Ibraheem Qazi, who works at the JI social media wing and whose late grandfather Qazi Hussain Ahmed headed the party for 22 years, says that the role of the social media on election day is relevant as far as broadcasting information goes. “For candidates, the situation on the ground is very different from what is on the social media,” he points out. “We are from the streets.” The JI’s vote bank isn’t necessarily one that has access to a smartphone or an internet connection.
Twitter and Facebook are also largely restricted to those who can read and write English, since most communication online is in English — though Gohar says that she knows of “many who communicate in Urdu and Pashto”.
The PPP has a nearly negligible presence online, though several legislators are using Twitter and Facebook such as Pakistan’s ambassador to the US Sherry Rehman and former Sindh adviser Sharmila Faruqi. The ANP also does not have a concerted push towards the social media within the party but there is growing interest in its membership base.
The MQM, however, has a strong social media campaign, especially on Twitter. The party’s Faisal Subzwari feels that the social media will definitely have an impact on the elections. “We just launched our manifesto and had its details online, and [our] candidates are also putting their campaign activities online. It is important for outreach, especially for the young, urban class,” he comments. Subzwari also noted that there will be an impact on election day itself. “Campaigning has to stop 48 hours prior to polling but there is no such bar on social media,” he observes.

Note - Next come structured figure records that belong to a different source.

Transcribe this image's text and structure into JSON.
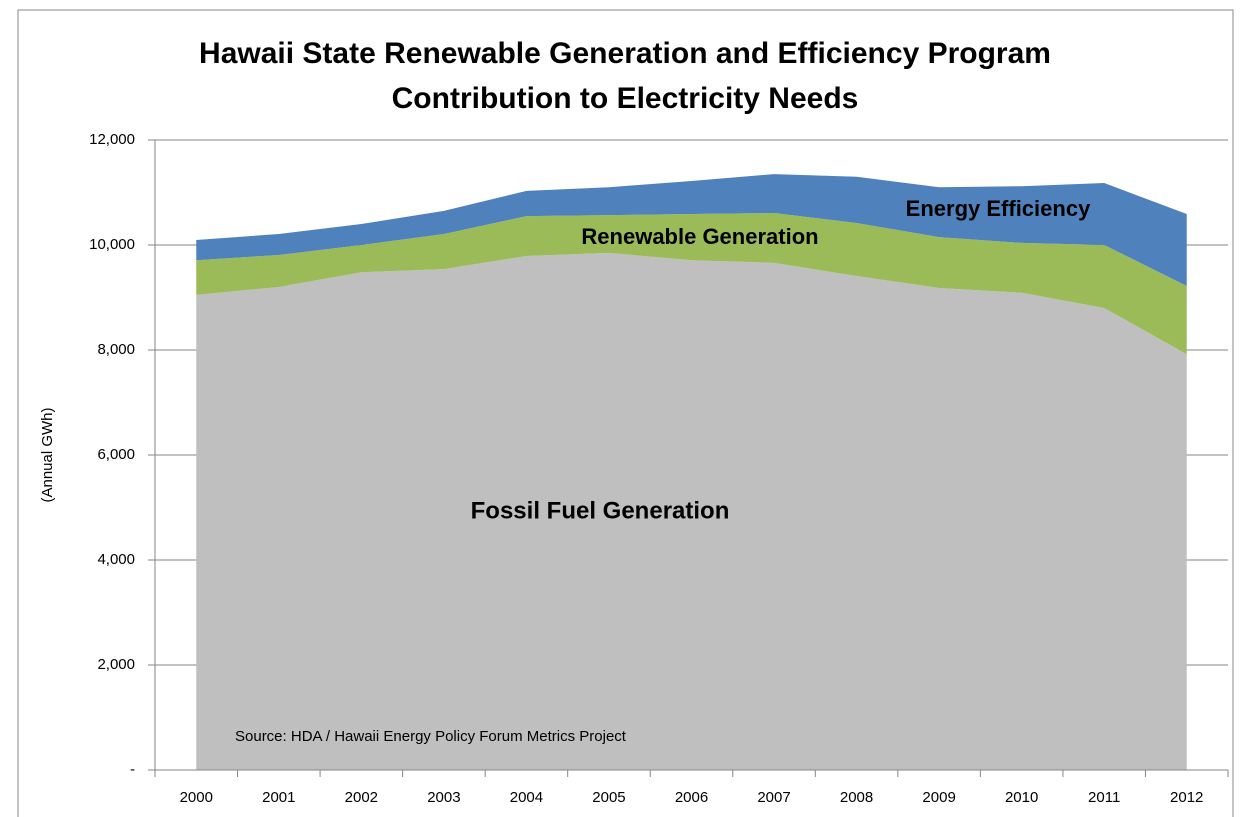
{
  "chart_data": {
    "type": "stacked_area",
    "title": [
      "Hawaii State Renewable Generation and Efficiency Program",
      "Contribution to Electricity Needs"
    ],
    "y_label": "(Annual GWh)",
    "source": "Source:  HDA / Hawaii Energy Policy Forum Metrics Project",
    "categories": [
      "2000",
      "2001",
      "2002",
      "2003",
      "2004",
      "2005",
      "2006",
      "2007",
      "2008",
      "2009",
      "2010",
      "2011",
      "2012"
    ],
    "series": [
      {
        "name": "Fossil Fuel Generation",
        "color": "#bfbfbf",
        "values": [
          9050,
          9200,
          9480,
          9540,
          9790,
          9850,
          9710,
          9660,
          9410,
          9180,
          9090,
          8800,
          7920
        ]
      },
      {
        "name": "Renewable Generation",
        "color": "#9bbb59",
        "values": [
          660,
          610,
          520,
          670,
          760,
          720,
          880,
          950,
          1010,
          970,
          950,
          1200,
          1300
        ]
      },
      {
        "name": "Energy Efficiency",
        "color": "#4f81bd",
        "values": [
          385,
          400,
          400,
          440,
          480,
          530,
          630,
          740,
          880,
          950,
          1080,
          1180,
          1370
        ]
      }
    ],
    "ylim": [
      0,
      12000
    ],
    "yticks": [
      {
        "value": 0,
        "label": "-"
      },
      {
        "value": 2000,
        "label": "2,000"
      },
      {
        "value": 4000,
        "label": "4,000"
      },
      {
        "value": 6000,
        "label": "6,000"
      },
      {
        "value": 8000,
        "label": "8,000"
      },
      {
        "value": 10000,
        "label": "10,000"
      },
      {
        "value": 12000,
        "label": "12,000"
      }
    ],
    "grid": true
  }
}
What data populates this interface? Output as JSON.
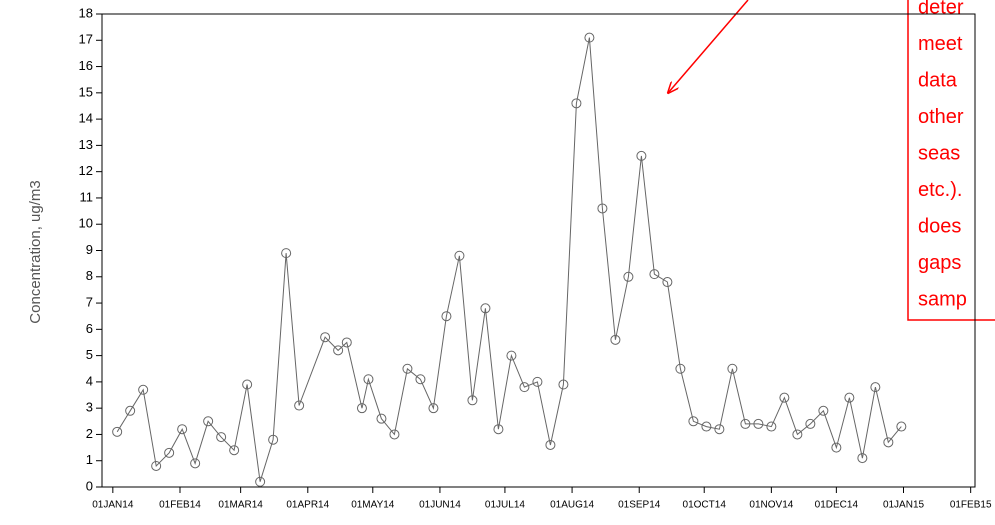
{
  "chart_data": {
    "type": "line",
    "y_label": "Concentration, ug/m3",
    "annotation": [
      "deter",
      "meet",
      "data",
      "other",
      "seas",
      "etc.).",
      "does",
      "gaps",
      "samp"
    ],
    "x": [
      "2014-01-03",
      "2014-01-09",
      "2014-01-15",
      "2014-01-21",
      "2014-01-27",
      "2014-02-02",
      "2014-02-08",
      "2014-02-14",
      "2014-02-20",
      "2014-02-26",
      "2014-03-04",
      "2014-03-10",
      "2014-03-16",
      "2014-03-22",
      "2014-03-28",
      "2014-04-09",
      "2014-04-15",
      "2014-04-19",
      "2014-04-26",
      "2014-04-29",
      "2014-05-05",
      "2014-05-11",
      "2014-05-17",
      "2014-05-23",
      "2014-05-29",
      "2014-06-04",
      "2014-06-10",
      "2014-06-16",
      "2014-06-22",
      "2014-06-28",
      "2014-07-04",
      "2014-07-10",
      "2014-07-16",
      "2014-07-22",
      "2014-07-28",
      "2014-08-03",
      "2014-08-09",
      "2014-08-15",
      "2014-08-21",
      "2014-08-27",
      "2014-09-02",
      "2014-09-08",
      "2014-09-14",
      "2014-09-20",
      "2014-09-26",
      "2014-10-02",
      "2014-10-08",
      "2014-10-14",
      "2014-10-20",
      "2014-10-26",
      "2014-11-01",
      "2014-11-07",
      "2014-11-13",
      "2014-11-19",
      "2014-11-25",
      "2014-12-01",
      "2014-12-07",
      "2014-12-13",
      "2014-12-19",
      "2014-12-25",
      "2014-12-31"
    ],
    "series": [
      {
        "color": "#666666",
        "values": [
          2.1,
          2.9,
          3.7,
          0.8,
          1.3,
          2.2,
          0.9,
          2.5,
          1.9,
          1.4,
          3.9,
          0.2,
          1.8,
          8.9,
          3.1,
          5.7,
          5.2,
          5.5,
          3.0,
          4.1,
          2.6,
          2.0,
          4.5,
          4.1,
          3.0,
          6.5,
          8.8,
          3.3,
          6.8,
          2.2,
          5.0,
          3.8,
          4.0,
          1.6,
          3.9,
          14.6,
          17.1,
          10.6,
          5.6,
          8.0,
          12.6,
          8.1,
          7.8,
          4.5,
          2.5,
          2.3,
          2.2,
          4.5,
          2.4,
          2.4,
          2.3,
          3.4,
          2.0,
          2.4,
          2.9,
          1.5,
          3.4,
          1.1,
          3.8,
          1.7,
          2.3
        ]
      }
    ],
    "xlim": [
      "2013-12-27",
      "2015-02-03"
    ],
    "xticks": [
      {
        "value": "2014-01-01",
        "label": "01JAN14"
      },
      {
        "value": "2014-02-01",
        "label": "01FEB14"
      },
      {
        "value": "2014-03-01",
        "label": "01MAR14"
      },
      {
        "value": "2014-04-01",
        "label": "01APR14"
      },
      {
        "value": "2014-05-01",
        "label": "01MAY14"
      },
      {
        "value": "2014-06-01",
        "label": "01JUN14"
      },
      {
        "value": "2014-07-01",
        "label": "01JUL14"
      },
      {
        "value": "2014-08-01",
        "label": "01AUG14"
      },
      {
        "value": "2014-09-01",
        "label": "01SEP14"
      },
      {
        "value": "2014-10-01",
        "label": "01OCT14"
      },
      {
        "value": "2014-11-01",
        "label": "01NOV14"
      },
      {
        "value": "2014-12-01",
        "label": "01DEC14"
      },
      {
        "value": "2015-01-01",
        "label": "01JAN15"
      },
      {
        "value": "2015-02-01",
        "label": "01FEB15"
      }
    ],
    "ylim": [
      0,
      18
    ],
    "yticks": [
      0,
      1,
      2,
      3,
      4,
      5,
      6,
      7,
      8,
      9,
      10,
      11,
      12,
      13,
      14,
      15,
      16,
      17,
      18
    ],
    "grid": false
  }
}
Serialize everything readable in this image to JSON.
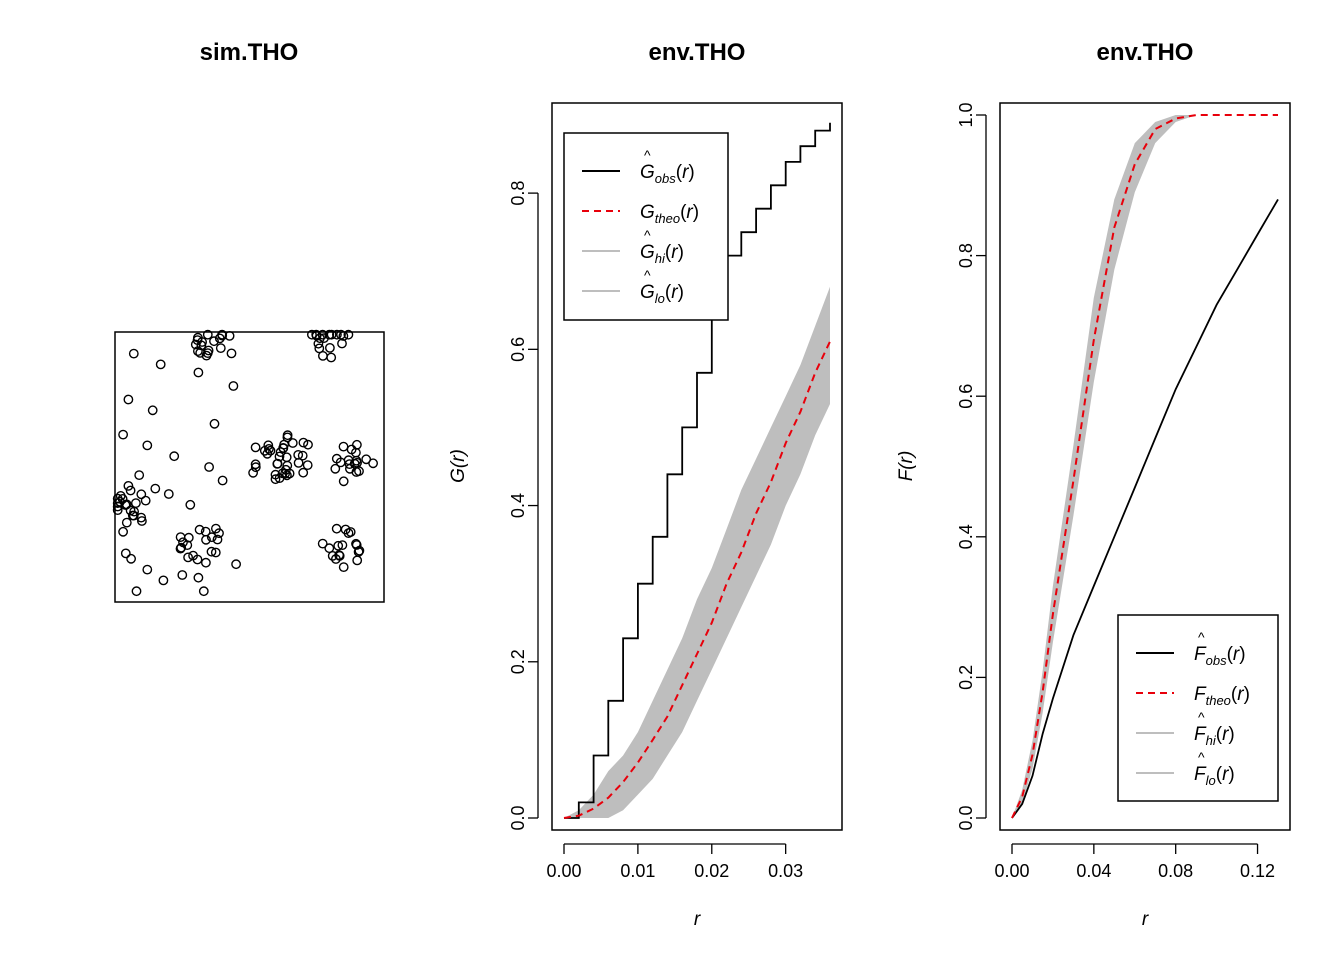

The PTI considers itself a leader as far as social media initiatives go, from developing mobile phone applications to its extensive website. “Other parties are spending a lot of money, they have paid employees. Every single person [on the PTI’s social media team] is a volunteer,” claims Ghazali, who quit his job to work full time for the PTI. The party has 60 volunteers who work on social media and other web-based initiatives. It has Facebook groups that date back to 2006 and has organised a Google Hangout — an online chat — with party chief Imran Khan. Nearly all of its prominent leaders are on Twitter.
The old-school JI has also incorporated the social media into its outreach strategy. The move was sparked by a resolution passed by the JI’s shura, after which the party’s information wing expanded and set up a base in its Lahore headquarters of Mansoora. The party now has 8,000 volunteers countrywide assisting it on social media platforms.
According to Ibraheem Qazi, the JI’s social media team has helped its leadership use Twitter by installing the mobile application on their smartphones. “Munawar Hasan [the current head of the JI] looks at the tweets [he receives] and replies himself,” says Qazi. The late Qazi Hussain Ahmed, he recalls, would also use Twitter on his BlackBerry. “He used to be very happy; he could get all the news as well as information from Egypt and Tunisia since that was the time of the revolution.”
While Twitter and Facebook continue to be useful tools, political parties will be going back to the basics for the elections. After all, a 140-character tweet can’t compare to a speech to potential voters in a constituency. “Election day itself is very important,” says Qazi. “You never know how the tables can turn.”